Orthofix, Inc., a Texas based company, has received the Frost & Sullivan’s 2005 Product Leadership of the Year Award in the field of spinal stimulation treatment. “The award is presented recognizing the company’s efforts to develop a fist-ever FDA approved bone growth stimulator, Cervical-Stim®,” reported Frost & Sullivan.
From the product FAQ page:
What is Cervical Stim?
Cervical-Stim® is a new, non-invasive, pulsed electromagnetic bone growth stimulator indicated for adjunctive use to increase the frequency of cervical fusion success by six months in high-risk (i.e., multilevel fusion, smoking, allograft) patients.
Is this the same device that was used off-label?
Cervical Stim is a brand new, FDA-approved device and has never been used off-label.
Which patients are considered high-risk?
The Cervical Stim was clinically studied in high-risk subjects who had undergone cervical fusion with allograft for degenerative conditions and were smokers (one pack per day or more), multilevel fusion or both. Other conditions that may put a patient at high risk for a failed fusion are diabetes, obesity, osteoporosis, chronic oral steroid use, and any metabolic bone disease. A high-risk patient may have difficulty with bone healing due to any of these risk factors.

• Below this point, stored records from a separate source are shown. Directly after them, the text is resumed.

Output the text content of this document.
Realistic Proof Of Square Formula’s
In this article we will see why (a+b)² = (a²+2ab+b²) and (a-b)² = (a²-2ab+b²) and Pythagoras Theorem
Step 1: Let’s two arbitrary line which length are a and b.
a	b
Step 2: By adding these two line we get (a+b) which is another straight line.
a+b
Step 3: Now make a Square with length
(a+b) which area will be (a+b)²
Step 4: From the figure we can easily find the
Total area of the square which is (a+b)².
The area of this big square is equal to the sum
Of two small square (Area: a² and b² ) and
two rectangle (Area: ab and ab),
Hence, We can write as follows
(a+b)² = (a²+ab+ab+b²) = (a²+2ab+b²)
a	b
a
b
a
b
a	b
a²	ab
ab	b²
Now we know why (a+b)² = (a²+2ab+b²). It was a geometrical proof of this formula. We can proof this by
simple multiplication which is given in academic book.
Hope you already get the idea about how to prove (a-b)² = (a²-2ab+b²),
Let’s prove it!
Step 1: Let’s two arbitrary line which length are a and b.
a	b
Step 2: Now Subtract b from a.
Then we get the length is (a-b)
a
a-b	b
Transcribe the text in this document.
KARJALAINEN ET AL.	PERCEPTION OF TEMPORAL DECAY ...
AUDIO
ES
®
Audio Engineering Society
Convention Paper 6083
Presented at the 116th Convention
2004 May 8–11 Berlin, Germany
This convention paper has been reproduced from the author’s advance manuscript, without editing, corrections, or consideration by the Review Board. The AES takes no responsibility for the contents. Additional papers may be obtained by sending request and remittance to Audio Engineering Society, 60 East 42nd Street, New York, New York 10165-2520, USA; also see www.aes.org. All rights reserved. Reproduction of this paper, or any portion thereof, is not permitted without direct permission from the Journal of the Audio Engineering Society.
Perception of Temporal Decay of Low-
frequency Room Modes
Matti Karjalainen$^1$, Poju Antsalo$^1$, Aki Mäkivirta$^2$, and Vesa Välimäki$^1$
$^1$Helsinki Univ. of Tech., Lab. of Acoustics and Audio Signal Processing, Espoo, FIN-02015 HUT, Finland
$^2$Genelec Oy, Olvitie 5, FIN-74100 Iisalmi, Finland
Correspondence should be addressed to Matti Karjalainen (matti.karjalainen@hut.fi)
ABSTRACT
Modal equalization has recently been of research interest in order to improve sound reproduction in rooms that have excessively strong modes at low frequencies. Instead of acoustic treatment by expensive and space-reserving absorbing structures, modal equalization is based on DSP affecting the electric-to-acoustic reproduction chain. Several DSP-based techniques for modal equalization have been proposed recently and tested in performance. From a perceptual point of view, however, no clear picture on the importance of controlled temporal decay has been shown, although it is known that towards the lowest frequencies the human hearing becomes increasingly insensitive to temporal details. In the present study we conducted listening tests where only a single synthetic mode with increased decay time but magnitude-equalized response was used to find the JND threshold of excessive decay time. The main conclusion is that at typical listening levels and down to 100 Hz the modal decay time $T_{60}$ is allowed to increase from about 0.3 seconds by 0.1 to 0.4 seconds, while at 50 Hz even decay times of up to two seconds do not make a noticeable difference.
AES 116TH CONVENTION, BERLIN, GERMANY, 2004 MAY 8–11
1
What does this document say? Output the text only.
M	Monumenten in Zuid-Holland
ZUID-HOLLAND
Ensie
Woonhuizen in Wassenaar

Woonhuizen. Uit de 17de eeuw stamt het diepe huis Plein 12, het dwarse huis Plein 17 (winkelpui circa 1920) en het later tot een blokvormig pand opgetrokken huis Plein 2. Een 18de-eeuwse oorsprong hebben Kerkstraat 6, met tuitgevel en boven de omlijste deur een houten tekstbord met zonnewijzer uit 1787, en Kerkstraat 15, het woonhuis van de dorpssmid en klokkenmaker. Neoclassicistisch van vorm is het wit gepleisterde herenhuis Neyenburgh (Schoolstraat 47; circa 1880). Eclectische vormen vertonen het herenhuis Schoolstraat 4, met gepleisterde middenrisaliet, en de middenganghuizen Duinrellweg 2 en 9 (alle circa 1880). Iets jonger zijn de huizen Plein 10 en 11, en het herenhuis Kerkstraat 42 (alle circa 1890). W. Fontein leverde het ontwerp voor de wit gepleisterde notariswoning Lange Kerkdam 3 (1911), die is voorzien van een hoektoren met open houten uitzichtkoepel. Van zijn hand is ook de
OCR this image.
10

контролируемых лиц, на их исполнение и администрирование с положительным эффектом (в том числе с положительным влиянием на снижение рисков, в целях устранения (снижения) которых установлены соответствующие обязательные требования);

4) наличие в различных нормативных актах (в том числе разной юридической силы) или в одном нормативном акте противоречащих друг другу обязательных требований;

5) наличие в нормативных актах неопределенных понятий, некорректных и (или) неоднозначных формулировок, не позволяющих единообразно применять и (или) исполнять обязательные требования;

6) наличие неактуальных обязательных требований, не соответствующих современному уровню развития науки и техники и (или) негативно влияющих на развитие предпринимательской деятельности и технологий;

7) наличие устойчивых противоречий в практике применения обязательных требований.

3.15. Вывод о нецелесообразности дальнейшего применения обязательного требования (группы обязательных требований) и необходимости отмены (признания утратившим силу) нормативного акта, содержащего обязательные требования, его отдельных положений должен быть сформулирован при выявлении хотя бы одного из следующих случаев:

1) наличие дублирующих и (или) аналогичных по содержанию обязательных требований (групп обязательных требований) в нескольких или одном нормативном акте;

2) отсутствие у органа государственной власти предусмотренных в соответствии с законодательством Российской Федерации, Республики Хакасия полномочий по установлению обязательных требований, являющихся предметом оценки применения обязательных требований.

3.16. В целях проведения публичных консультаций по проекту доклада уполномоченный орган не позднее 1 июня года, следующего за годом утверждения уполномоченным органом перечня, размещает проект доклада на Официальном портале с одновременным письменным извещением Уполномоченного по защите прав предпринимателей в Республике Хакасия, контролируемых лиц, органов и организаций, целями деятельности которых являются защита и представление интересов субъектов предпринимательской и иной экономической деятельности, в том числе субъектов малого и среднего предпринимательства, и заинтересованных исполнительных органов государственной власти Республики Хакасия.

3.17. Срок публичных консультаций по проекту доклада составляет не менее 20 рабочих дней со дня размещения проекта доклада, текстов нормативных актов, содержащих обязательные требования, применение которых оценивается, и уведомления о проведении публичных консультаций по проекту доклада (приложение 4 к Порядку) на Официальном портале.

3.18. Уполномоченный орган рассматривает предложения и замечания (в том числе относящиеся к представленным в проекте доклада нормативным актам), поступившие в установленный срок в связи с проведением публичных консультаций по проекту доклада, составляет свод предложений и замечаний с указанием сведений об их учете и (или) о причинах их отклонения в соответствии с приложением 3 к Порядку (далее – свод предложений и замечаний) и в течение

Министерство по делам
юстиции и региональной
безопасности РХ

How does Cervical Stim work?
Cervical Stim Cervical Fusion System is an external, low-level PEMF (Pulsed ElectroMagnetic Field) treatment device which helps activate and augment the body’s natural bone healing process after fusion surgery.
The device contains a microprocessor (computer chip) that generates the therapeutic treatment signal. The Cervical Stim is battery-powered and has an integrated control unit and treatment transducer combined in a single piece device, which allows the patient ambulatory treatment. The system is placed on the neck and may be worn with or without a brace.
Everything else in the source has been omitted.